La vi sentada en la mesa y me fijé que me vio entrar: era una cuarentona vivaz, de cabello oscuro azabache, como crin de caballo, de ojos amarillos y encarnizados que denotaban que hacía mucho tiempo habían perdido la compasión por los hombres. La había citado por teléfono hacía dos semanas, habíamos quedamos de vernos en el Sanborns de los azulejos en la ciudad de Mexico, aquel día ultimo de Septiembre de aquel Otoño incierto de 1986; esa tarde se había desatado una lluvia inmisericorde. El chofer me había dejado muy cerca de la puerta principal mientras él buscaba un espacio para estacionar el auto y esperarme, pero aun así me empapé. Yo tenía que volver a Querétaro esa noche, después de mi encuentro con Laura. “Perdóname esta facha de murciélago remojado” le dije al saludarla con un beso en su mejilla, refiriéndome a mi traje negro y agregué “allá afuera llueve como si no fuera a escampar nunca”. “Ay no te preocupes Luis, entiendo perfectamente; yo llegué hace diez minutos fíjate, y más mojada que tú” respondió la mujer, con un tono que dejaba entrever la música inconfundible del acento “chilango”. Deslumbrado aun por la claridad de la calle no hice mayor comentario y me senté a su lado.

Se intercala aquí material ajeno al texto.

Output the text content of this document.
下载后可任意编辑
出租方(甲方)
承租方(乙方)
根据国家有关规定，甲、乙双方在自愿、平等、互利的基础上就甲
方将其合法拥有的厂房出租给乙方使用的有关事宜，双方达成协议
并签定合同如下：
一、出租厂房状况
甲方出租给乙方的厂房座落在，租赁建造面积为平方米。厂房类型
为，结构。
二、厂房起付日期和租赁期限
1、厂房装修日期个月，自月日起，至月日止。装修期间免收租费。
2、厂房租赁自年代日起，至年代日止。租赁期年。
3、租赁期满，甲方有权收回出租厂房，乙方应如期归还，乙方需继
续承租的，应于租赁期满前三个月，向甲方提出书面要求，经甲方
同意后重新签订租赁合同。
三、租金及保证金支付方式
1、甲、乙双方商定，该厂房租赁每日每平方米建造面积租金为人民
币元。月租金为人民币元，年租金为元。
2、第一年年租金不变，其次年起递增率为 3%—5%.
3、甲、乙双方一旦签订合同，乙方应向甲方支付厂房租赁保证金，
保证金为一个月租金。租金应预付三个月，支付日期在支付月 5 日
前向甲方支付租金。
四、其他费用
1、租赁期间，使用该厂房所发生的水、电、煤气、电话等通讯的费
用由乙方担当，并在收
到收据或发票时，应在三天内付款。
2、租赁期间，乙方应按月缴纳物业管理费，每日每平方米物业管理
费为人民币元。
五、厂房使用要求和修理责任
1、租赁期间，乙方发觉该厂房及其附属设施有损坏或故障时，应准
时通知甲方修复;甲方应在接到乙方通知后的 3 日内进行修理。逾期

Una mesera baja, morena, regordeta y sonriente nos trajo el menú; caminaba con dificultad, embutida en aquella larga falda almidonada de tablones, con franjas horizontales de colores blanco, verde, rojo, lila y café; llevaba una blusa blanca que dejaba adivinar sus amplios y generosos cántaros de barro; sus brazos que parecían hechos de piloncillo oscuro se asomaban debajo de un trozo de tela romboide, color verde bandera de lino crudo, que semejaba un huipil oaxaqueño en versión contemporánea, llevaba el pelo recogido en una cebolla y cubierta con una cofia nayarita del mismo color. Miré mi reloj: eran las seis de la tarde con treinta y cinco minutos. “Es muy temprano para cenar, Luis; yo comí hace una hora y media” me dijo Laura, mientras tocaba con su mano izquierda aquel jarroncito de vidrio retorcido, color azul marino con dos claveles, uno rojo y otro blanco, colocado en el centro de la mesa. “Entonces pediremos solo café y pan dulce, para merendar.” Laura ni asintió ni negó; en sus ojos amarillos vi una mezcla de interrogación y curiosidad; no sabía el motivo de nuestra reunión, pero por la relación profesional que yo llevaba con la casa editora y especialmente por mi amistad con el director, Sealtiel Alatriste, del cual Laura era su asistente, había aceptado aquella cita, sin preguntar el motivo.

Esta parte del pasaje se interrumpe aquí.